The descending trend in private sector credit growth has remained unchanged with the growth rate hitting fresh six-year low in July this year amid heavy borrowing from the banking sector by the government, reflecting stagnant private investment state.
As per the latest Bangladesh Bank data, the private sector credit growth slumped to 11.26 per cent year-on-year in July this year, much lower than the BB’s cautious projection for the fiscal year 2019-2020.
Taking into consideration about the 6 year low credit growth in June this year, 11.29 per cent, the central bank reduced the private sector growth projection to 14.8 per cent for the FY20 after failure to achieving 16.5 per cent growth target in the FY19.
In June this year, the private sector credit growth was 11.29 per cent, lowest since June, 2013 when it was 11.04 per cent.
It was 12.54 per cent and 12.16 per cent in April and May this year respectively.
An official of the central bank has said that the Bangladesh Bank’s stricter monitoring over the banks for ensuring quality of credit to containing defaulted loans could be the reason behind the slowdown.
Otherwise, banks could have disbursed higher amount of credit to the private sector, the official said.

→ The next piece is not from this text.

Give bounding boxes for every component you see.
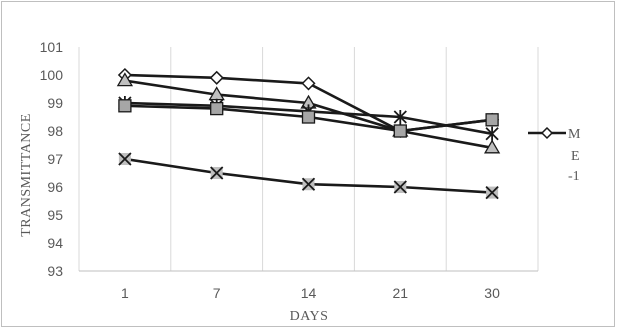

Besides the tight monitoring, growing volume of defaulted loans and slower rate of recovery was also holding banks from ensuring adequate credit to the private sector, they said.
Defaulted loans in the country’s banking sector has increased by Tk 18,513.17 crore during the first half of 2019, including the new addition of Tk 1,551.63 crore during the April-June period, to Tk 1,12,425.17 crore.
Apart from these, high sales of national savings certificates also slowed down the deposit growth in the banking sector, another reason to lessening banks’ capacity to lend.
On the other hand, the government’s borrowing from the banking sector increased by 32.33 per cent year-on-year in July was another hindrance for the banks providing private sector with adequate liquidity.
In the monetary policy for FY20, the BB projected to keep the government’s borrowing from the banking sector within 24.3 per cent.
Experts expressed their concern regarding the slow private sector credit growth as it might affect the country’s economic growth.
The Bangladesh Bank should have a closer look for understanding the reason for slow credit disbursement to the private sector, they said, adding that the central bank should take measures to get rid of the situation.